How people fled from East Berlin using the BMW Isetta
Isetta – one of the smallest and most bizarre model made by BMW. However, the small car during the Cold War years was used for big things, helping to smuggle the thirsty for freedom from East Berlin to West!
BMW has posted a short film that tells how citizen Klaus-Gunther Jacobi brought his friend through the Iron Curtain. The film takes place in 1964, six years later, after Jacoby himself left East Berlin. Jacoby’s friend on the other side contacted him asking for help in escaping. Jacoby decided that his modest Isetta would be perfect for escape, rightly believing that it would never occur to border guards to look for a hidden person in such a small machine.
To hide Manfred Coster from prying eyes, Jacobi made some changes to the design of the car.

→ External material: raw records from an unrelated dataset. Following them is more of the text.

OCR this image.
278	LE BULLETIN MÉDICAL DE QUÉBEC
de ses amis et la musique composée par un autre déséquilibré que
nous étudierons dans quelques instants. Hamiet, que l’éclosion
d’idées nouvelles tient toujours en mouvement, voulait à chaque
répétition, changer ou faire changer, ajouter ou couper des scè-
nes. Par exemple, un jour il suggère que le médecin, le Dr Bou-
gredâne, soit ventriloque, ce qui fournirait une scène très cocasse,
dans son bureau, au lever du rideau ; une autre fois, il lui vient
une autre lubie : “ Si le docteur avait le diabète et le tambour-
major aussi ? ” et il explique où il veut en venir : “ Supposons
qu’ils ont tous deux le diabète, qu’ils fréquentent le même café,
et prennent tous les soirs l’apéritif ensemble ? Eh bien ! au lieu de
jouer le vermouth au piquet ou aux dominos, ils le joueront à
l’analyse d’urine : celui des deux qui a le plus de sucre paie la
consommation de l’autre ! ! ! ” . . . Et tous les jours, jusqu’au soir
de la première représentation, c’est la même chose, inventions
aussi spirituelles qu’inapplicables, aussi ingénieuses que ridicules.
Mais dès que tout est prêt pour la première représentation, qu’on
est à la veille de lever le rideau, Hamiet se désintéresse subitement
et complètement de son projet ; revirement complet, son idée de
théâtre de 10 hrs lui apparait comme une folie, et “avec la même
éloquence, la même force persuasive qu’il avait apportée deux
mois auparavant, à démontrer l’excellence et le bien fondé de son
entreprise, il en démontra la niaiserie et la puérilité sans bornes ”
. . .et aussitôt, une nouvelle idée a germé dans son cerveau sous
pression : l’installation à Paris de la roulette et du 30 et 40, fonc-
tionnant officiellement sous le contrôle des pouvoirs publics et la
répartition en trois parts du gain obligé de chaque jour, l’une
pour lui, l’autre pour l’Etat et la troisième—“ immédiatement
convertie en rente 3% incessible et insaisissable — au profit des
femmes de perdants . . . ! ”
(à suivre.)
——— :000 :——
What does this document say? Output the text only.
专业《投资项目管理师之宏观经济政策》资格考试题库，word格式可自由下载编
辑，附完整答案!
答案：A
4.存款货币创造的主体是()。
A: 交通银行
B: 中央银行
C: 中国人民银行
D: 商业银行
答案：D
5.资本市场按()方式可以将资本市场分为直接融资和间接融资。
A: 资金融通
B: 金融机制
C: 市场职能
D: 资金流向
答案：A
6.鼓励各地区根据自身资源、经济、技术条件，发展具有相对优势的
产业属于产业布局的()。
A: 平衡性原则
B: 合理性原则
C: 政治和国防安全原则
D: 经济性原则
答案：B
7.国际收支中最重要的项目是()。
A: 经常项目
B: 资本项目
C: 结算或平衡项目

To organize a place in the engine compartment, an air filter, a spare tire and a heater were dismantled. They managed to win a few more centimeters of space by replacing the 13-liter fuel tank with a 2-liter canister.
After all the upgrades, Jacobi picked up a fugitive and shortly before midnight on May 23, 1964, the mission was successfully completed – Isetta arrived in West Berlin! Rumors of a “big escape in a small car” quickly spread and eight more (!) people fled to the West in a similarly modified Isetta. As for the Jacobi machine, it is now on display at the Berlin Wall Museum, where a 79-year-old man works as a tour guide.